25. Dans ces conditions, l'administration établit que la société Nerthus Invest, si elle a été régulièrement constituée au regard du droit luxembourgeois, n'a aucune substance et que sa création ne répond à aucune logique économique et financière et ne présente aucun intérêt autre que fiscal. L'interposition de cette société luxembourgeoise, sans aucune substance propre ni justification autre que fiscale, et le recours au crédit vendeur, ont permis à la société Artistes et Promotion, qui n'a retiré aucun intérêt économique du montage mis en place, de ne pas verser la retenue à la source sur les dividendes versés à la société Nerthus Invest, qui n'ont par ailleurs pas été soumis à l'impôt au Luxembourg en application de l'article 166 du code général des impôts luxembourgeois, en application de l'article 119 ter du code général des impôts, alors qu'elle aurait dû la verser sans l'interposition artificielle de cette société, en application de l'article 119 bis du même code et de l'article 11 de la convention franco-suisse, les auteurs de ces textes de droit national et de cette convention ne pouvant être regardés comme ayant entendu en faire bénéficier les situations procédant de montages artificiels dépourvus de toute substance économique. Ce montage permettant exclusivement la distribution de dividendes en franchise d'impôts, la preuve d'un abus de droit par fraude à la loi, en vue de permettre à la société Artistes et Promotion d'éluder le paiement de la retenue à la source, est ainsi apportée par l'administration.

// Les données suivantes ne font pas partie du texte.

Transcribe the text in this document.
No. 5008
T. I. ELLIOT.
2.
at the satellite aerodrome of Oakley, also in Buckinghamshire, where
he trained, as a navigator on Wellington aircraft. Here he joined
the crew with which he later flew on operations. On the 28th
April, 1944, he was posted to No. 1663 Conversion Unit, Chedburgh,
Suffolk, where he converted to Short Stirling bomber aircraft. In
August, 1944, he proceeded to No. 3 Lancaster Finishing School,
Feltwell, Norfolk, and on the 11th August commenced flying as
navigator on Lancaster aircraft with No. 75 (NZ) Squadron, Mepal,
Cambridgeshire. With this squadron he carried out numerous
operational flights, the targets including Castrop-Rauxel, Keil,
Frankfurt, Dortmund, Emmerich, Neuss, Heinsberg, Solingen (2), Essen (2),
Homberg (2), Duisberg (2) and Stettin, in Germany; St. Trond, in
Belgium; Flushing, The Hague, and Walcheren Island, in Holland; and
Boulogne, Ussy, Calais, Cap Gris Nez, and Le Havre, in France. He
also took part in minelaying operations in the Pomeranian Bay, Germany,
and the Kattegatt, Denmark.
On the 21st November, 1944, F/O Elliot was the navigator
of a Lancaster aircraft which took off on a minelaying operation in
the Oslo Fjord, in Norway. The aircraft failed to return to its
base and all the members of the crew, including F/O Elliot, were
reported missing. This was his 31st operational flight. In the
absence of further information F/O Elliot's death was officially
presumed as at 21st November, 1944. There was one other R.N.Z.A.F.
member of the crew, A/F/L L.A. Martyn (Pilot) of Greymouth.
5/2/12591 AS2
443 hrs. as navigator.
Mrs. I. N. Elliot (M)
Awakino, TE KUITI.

26. A cet égard, la société Artistes et Promotion n'est pas fondée à soutenir qu'elle est seulement payeur de la retenue à la source prévue au 2 de l'article 119 bis du code général des impôts et n'a pas la qualité de contribuable, dès lors qu'elle est bien un contribuable susceptible de faire l'objet d'une procédure d'imposition et que le paiement de la retenue à la source constitue une charge fiscale qu'elle aurait normalement dû supporter eu égard à sa situation réelle, charge qu'elle a éludée du fait de la mise en place du montage précédemment décrit. Par ailleurs, la circonstance que la société Artistes et Promotion, qui est partie intégrante du montage précédemment décrit et qui, contrôlée par la même personne physique que les autres personnes morales intervenant dans ce montage, ne saurait sérieusement soutenir qu'elle ignorait l'existence des actes qualifiés d'abusifs, n'en soit pas la bénéficiaire principale ni l'auteur des actes qui le constitue ne fait pas obstacle à ce qu'elle soit replacée dans sa situation réelle sur le fondement de l'article L. 64 du livre des procédures fiscales. Enfin, compte tenu de ce qui précède, la société Artistes et Promotion n'est pas fondée à soutenir que l'administration, qui n'a pas méconnu le " caractère subsidiaire de la procédure de répression de l'abus de droit " en l'absence d'autre texte qui permettant de remettre en cause le montage précité, aurait commis un détournement de procédure.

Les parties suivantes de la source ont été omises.